Foreign businessmen warned that the proposed rationalization of tax incentives would result in the loss of over 700,000 jobs.
The American Chamber of Commerce of the Philippines (AmCham) said the passage of the Corporate Income Tax and Incentive Rationalization Act (CITIRA) would displace hundreds of thousands of Filipinos working in industries that enjoy tax incentives.
“The Philippines is at risk of losing about 700,000 jobs if CITIRA bill will be passed,” said AmCham senior advisor John Forbes at the maiden hearing of the Senate Committee on Ways and Means.
The CITIRA bill aims to cut the corporate income tax from 30 percent to 20 percent by 2029 . It also intends to remove redundant fiscal incentives that are being enjoyed by certain sectors such as the manufacturing and information technology–business process outsourcing (IT-BPO) companies.
Finance Undersecretary Karl Chua said the government loses about P441 billion in forgone revenues because of these incentives, of which P345 billion was granted to firms registered with the Philippine Econominc Zone Authority (PEZA).
PEZA argued it has brought in at least P3.7 trillion worth of investments from 1995 to 2016, aside from generating around 1.5 million direct employment and 7.5 million indirect employment to Filipinos.
According to PEZA, CITIRA is ideal only for domestic enterprises and not for export-oriented industries.

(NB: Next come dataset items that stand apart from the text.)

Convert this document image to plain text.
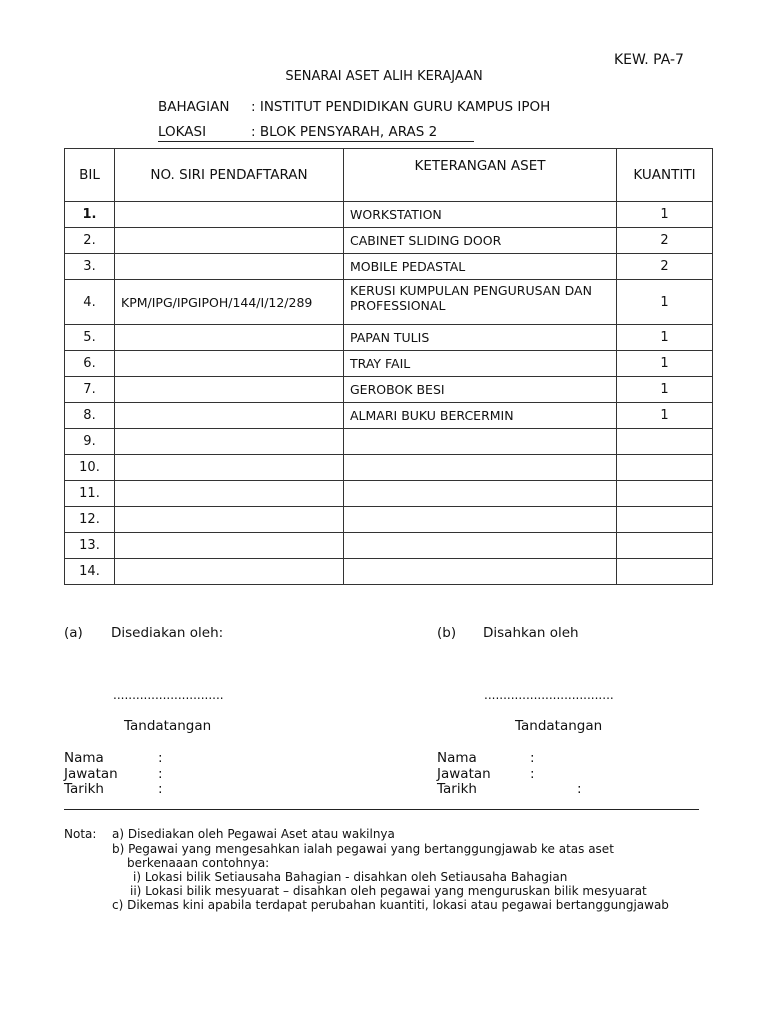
KEW. PA-7
SENARAI ASET ALIH KERAJAAN
BAHAGIAN : INSTITUT PENDIDIKAN GURU KAMPUS IPOH
LOKASI	: BLOK PENSYARAH, ARAS 2
BIL	NO. SIRI PENDAFTARAN	KETERANGAN ASET	KUANTITI
1.		WORKSTATION	1
2.		CABINET SLIDING DOOR	2
3.		MOBILE PEDASTAL	2
4.	KPM/IPG/IPGIPOH/144/I/12/289	KERUSI KUMPULAN PENGURUSAN DAN PROFESSIONAL	1
5.		PAPAN TULIS	1
6.		TRAY FAIL	1
7.		GEROBOK BESI	1
8.		ALMARI BUKU BERCERMIN	1
9.			
10.			
11.			
12.			
13.			
14.			
(a) Disediakan oleh:
.............................
Tandatangan
Nama	:
Jawatan	:
Tarikh	:
(b) Disahkan oleh
..................................
Tandatangan
Nama	:
Jawatan	:
Tarikh	:
Nota: a) Disediakan oleh Pegawai Aset atau wakilnya
b) Pegawai yang mengesahkan ialah pegawai yang bertanggungjawab ke atas aset
berkenaaan contohnya:
i) Lokasi bilik Setiausaha Bahagian - disahkan oleh Setiausaha Bahagian
ii) Lokasi bilik mesyuarat – disahkan oleh pegawai yang menguruskan bilik mesyuarat
c) Dikemas kini apabila terdapat perubahan kuantiti, lokasi atau pegawai bertanggungjawab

Finance Secretary Carlos Dominguez III said the proposed CITIRA would boost MSME growth because under the current corporate taxation system, a select group of 3,150 corporations registered under investment promotion agencies (IPAs) enjoy discounted effective corporate income tax rates of 6 to 13 percent while small and medium-sized businesses, which employ a majority of Filipino workers, pay the regular tax rate of 30 percent, which is the highest in the region.